The first is a framework for measurement that both quantifies these five types of resilience and animates the connection between the individual and the organisational level. The second builds off that, into a greater appreciation of resilience as an enabler – so that it can naturally be integrated into all aspects of corporate strategy.
For the first, Echo has developed and tested a new research methodology, called RQ2. Designed to give leaders the insights they need to know just how likely their business is to thrive through change, and where to focus greatest attention, it maps the relative strengths and weaknesses across the organisation, on each of the five types of resilience, to bring the necessary sensitivity in developing new strategies. Above all, it acts as an early warning system, to alert leaders to the possibility of cultural and operational misalignment.
For the second, the most important shift is in the mindset of leaders. The Britain’s Most Admired Companies Panel noted that the post-Covid challenges are at least as difficult as those experienced during the pandemic, so nobody can allow any sense of ‘going back to’ previous norms.

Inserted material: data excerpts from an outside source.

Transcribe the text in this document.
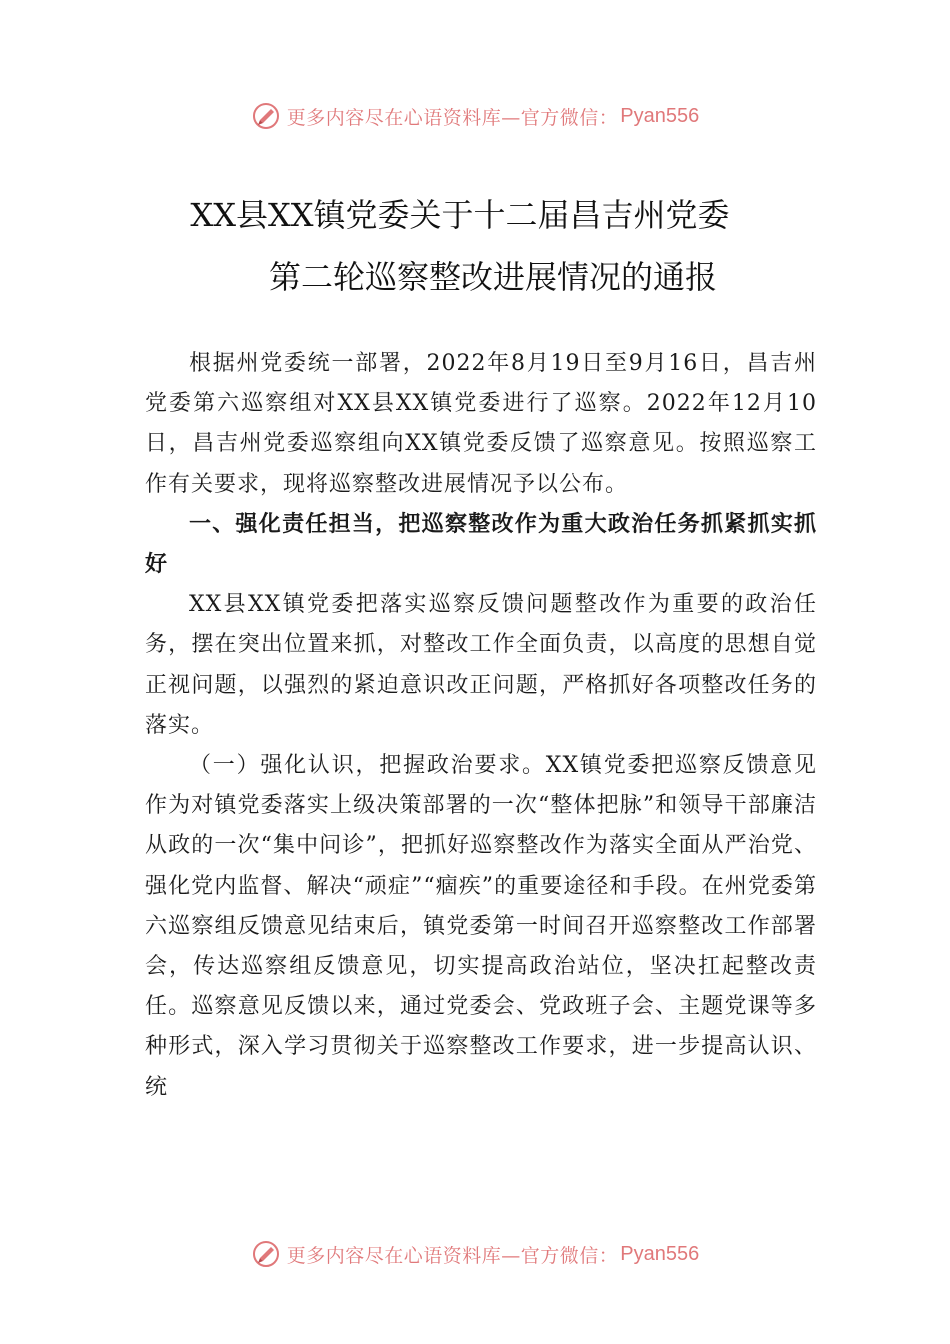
更多内容尽在心语资料库—官方微信： Pyan556
XX县XX镇党委关于十二届昌吉州党委
第二轮巡察整改进展情况的通报

根据州党委统一部署，2022年8月19日至9月16日，昌吉州党委第六巡察组对XX县XX镇党委进行了巡察。2022年12月10日，昌吉州党委巡察组向XX镇党委反馈了巡察意见。按照巡察工作有关要求，现将巡察整改进展情况予以公布。

一、强化责任担当，把巡察整改作为重大政治任务抓紧抓实抓好

XX县XX镇党委把落实巡察反馈问题整改作为重要的政治任务，摆在突出位置来抓，对整改工作全面负责，以高度的思想自觉正视问题，以强烈的紧迫意识改正问题，严格抓好各项整改任务的落实。

（一）强化认识，把握政治要求。XX镇党委把巡察反馈意见作为对镇党委落实上级决策部署的一次“整体把脉”和领导干部廉洁从政的一次“集中问诊”，把抓好巡察整改作为落实全面从严治党、强化党内监督、解决“顽症”“痼疾”的重要途径和手段。在州党委第六巡察组反馈意见结束后，镇党委第一时间召开巡察整改工作部署会，传达巡察组反馈意见，切实提高政治站位，坚决扛起整改责任。巡察意见反馈以来，通过党委会、党政班子会、主题党课等多种形式，深入学习贯彻关于巡察整改工作要求，进一步提高认识、统

更多内容尽在心语资料库—官方微信： Pyan556
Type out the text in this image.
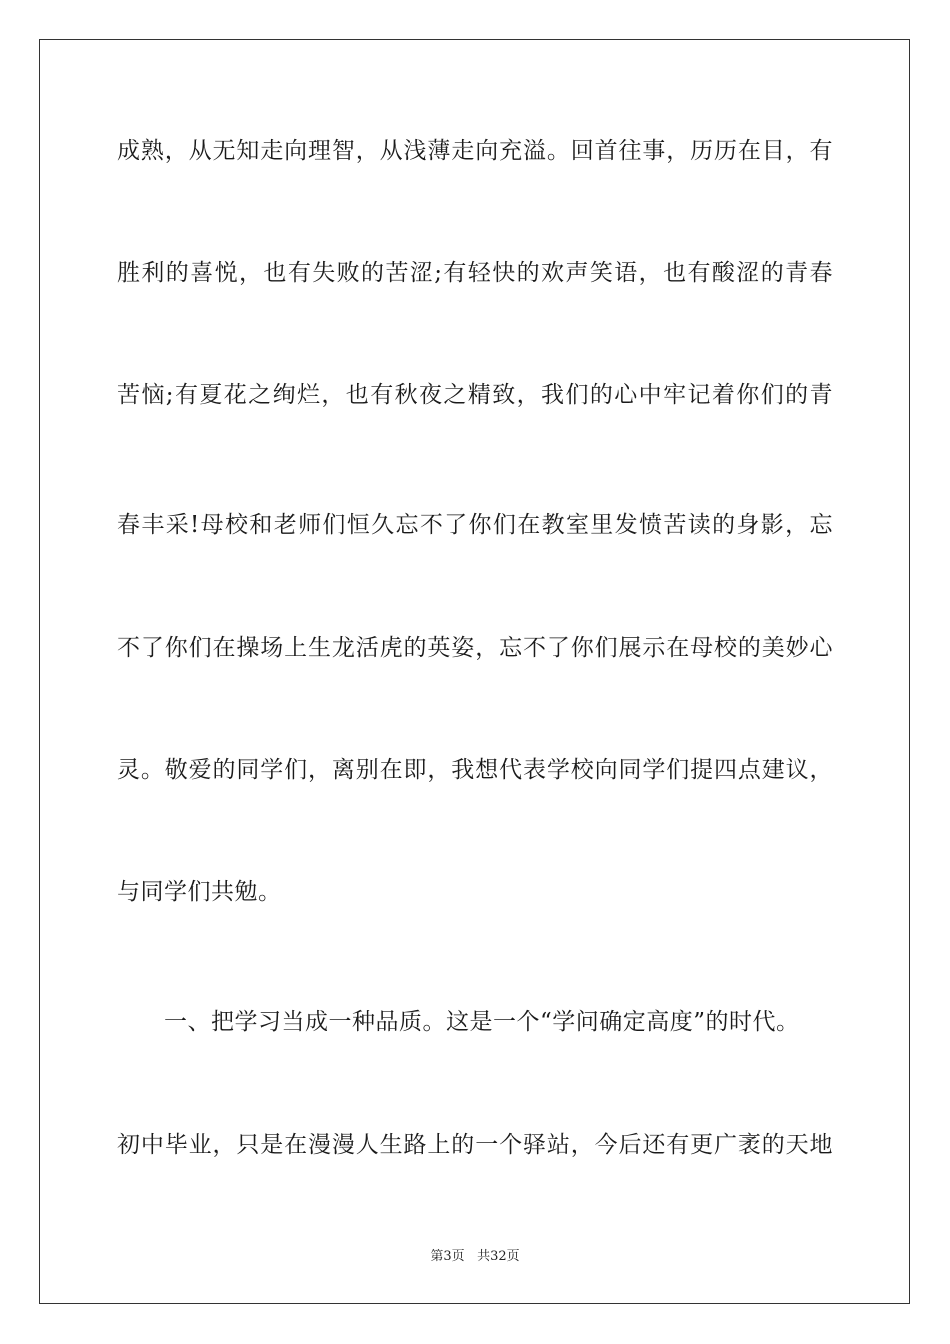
成熟，从无知走向理智，从浅薄走向充溢。回首往事，历历在目，有
胜利的喜悦，也有失败的苦涩;有轻快的欢声笑语，也有酸涩的青春
苦恼;有夏花之绚烂，也有秋夜之精致，我们的心中牢记着你们的青
春丰采!母校和老师们恒久忘不了你们在教室里发愤苦读的身影，忘
不了你们在操场上生龙活虎的英姿，忘不了你们展示在母校的美妙心
灵。敬爱的同学们，离别在即，我想代表学校向同学们提四点建议，
与同学们共勉。
一、把学习当成一种品质。这是一个“学问确定高度”的时代。
初中毕业，只是在漫漫人生路上的一个驿站，今后还有更广袤的天地
第3页 共32页
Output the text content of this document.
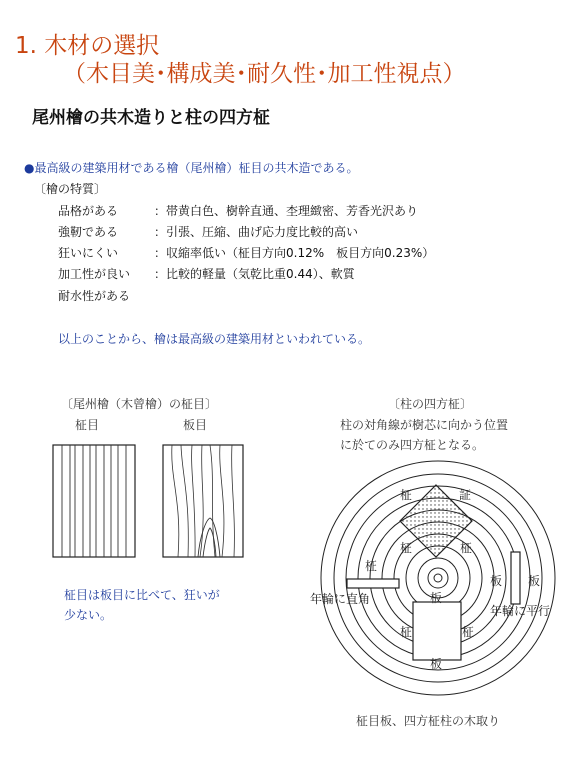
1. 木材の選択
（木目美･構成美･耐久性･加工性視点）
尾州檜の共木造りと柱の四方柾
●最高級の建築用材である檜（尾州檜）柾目の共木造である。
〔檜の特質〕
品格がある	：帯黄白色、樹幹直通、杢理緻密、芳香光沢あり
強靭である	：引張、圧縮、曲げ応力度比較的高い
狂いにくい	：収縮率低い（柾目方向0.12%　板目方向0.23%）
加工性が良い ：比較的軽量（気乾比重0.44）、軟質
耐水性がある
以上のことから、檜は最高級の建築用材といわれている。
〔尾州檜（木曾檜）の柾目〕
柾目	板目
柾目は板目に比べて、狂いが
少ない。
〔柱の四方柾〕
柱の対角線が樹芯に向かう位置
に於てのみ四方柾となる。
柾	証
柾	柾
柾
板
板
柾	柾
板 板
年輪に直角
年輪に平行
柾目板、四方柾柱の木取り
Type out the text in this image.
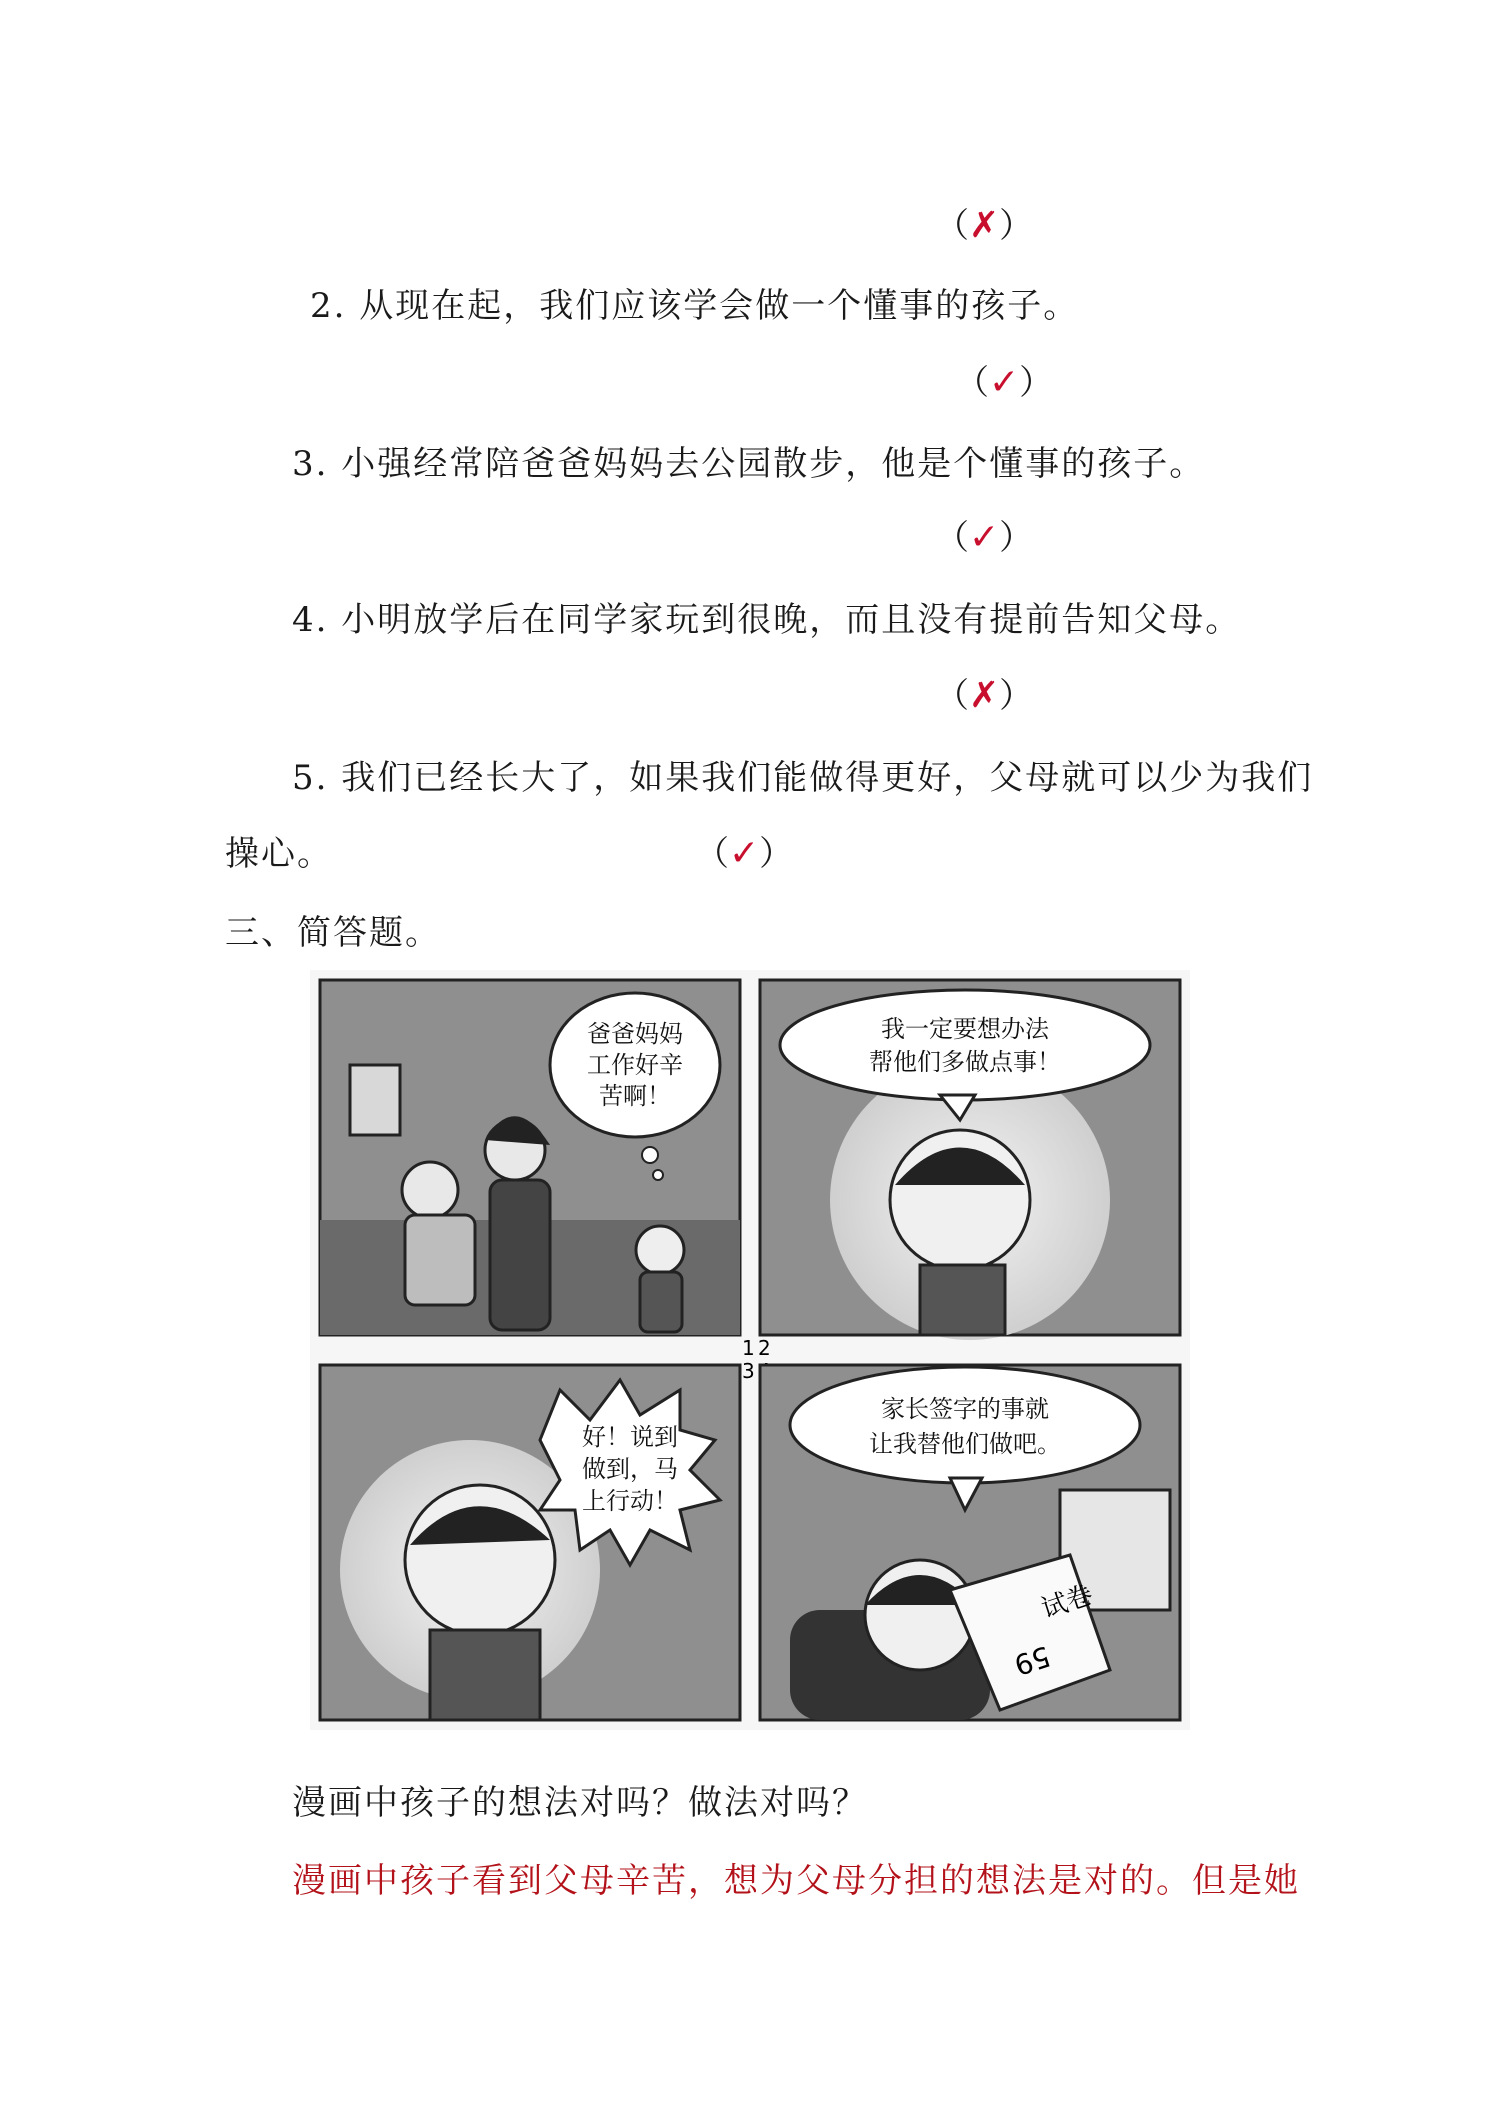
（✗）
2. 从现在起，我们应该学会做一个懂事的孩子。
（✓）
3. 小强经常陪爸爸妈妈去公园散步，他是个懂事的孩子。
（✓）
4. 小明放学后在同学家玩到很晚，而且没有提前告知父母。
（✗）
5. 我们已经长大了，如果我们能做得更好，父母就可以少为我们
操心。	（✓）
三、简答题。
爸爸妈妈
工作好辛
苦啊！
我一定要想办法
帮他们多做点事！
1 2
3
好！说到
做到，马
上行动！
试卷
59
家长签字的事就
让我替他们做吧。
漫画中孩子的想法对吗？做法对吗？
漫画中孩子看到父母辛苦，想为父母分担的想法是对的。但是她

Businesses made huge advances in many areas, and probably surprised themselves by those achievements. But the attitude that made those possible was in response to an existential threat and an absence of options. And while we might congratulate ourselves on getting through Covid and other crises, how do we ensure the same commitment to innovation, agility at speed, and profound change in a spirit of “What else might we be capable of?”
There are also, of course, negative experiences and outcomes from the past 3-4 years – many of which either persist today or are lining up ahead of us. Social inequalities, ‘the great resignation’ and (for some businesses) a painful dismantling of traditional and reassuring structures are not yet resolved and might stand in the way of further change. Against that we must also highlight the advantages of post-traumatic growth. How can leaders best embrace, and how should key stakeholders react to, the undoubted successes of ‘we got through it’?
It comes down to individual, and therefore organisational, willingness and capacity to change. Resilience within a business must be developed strategically, both to drive sustainable growth and to maximise commitment from all stakeholder groups, and that recognition of two further points. First, as confirmed in our Britain’s Most Admired Companies study, that culture is the single most important factor in building resilience. Second, that as with any other commercial asset, resilience must be measured, nurtured and refined continuously.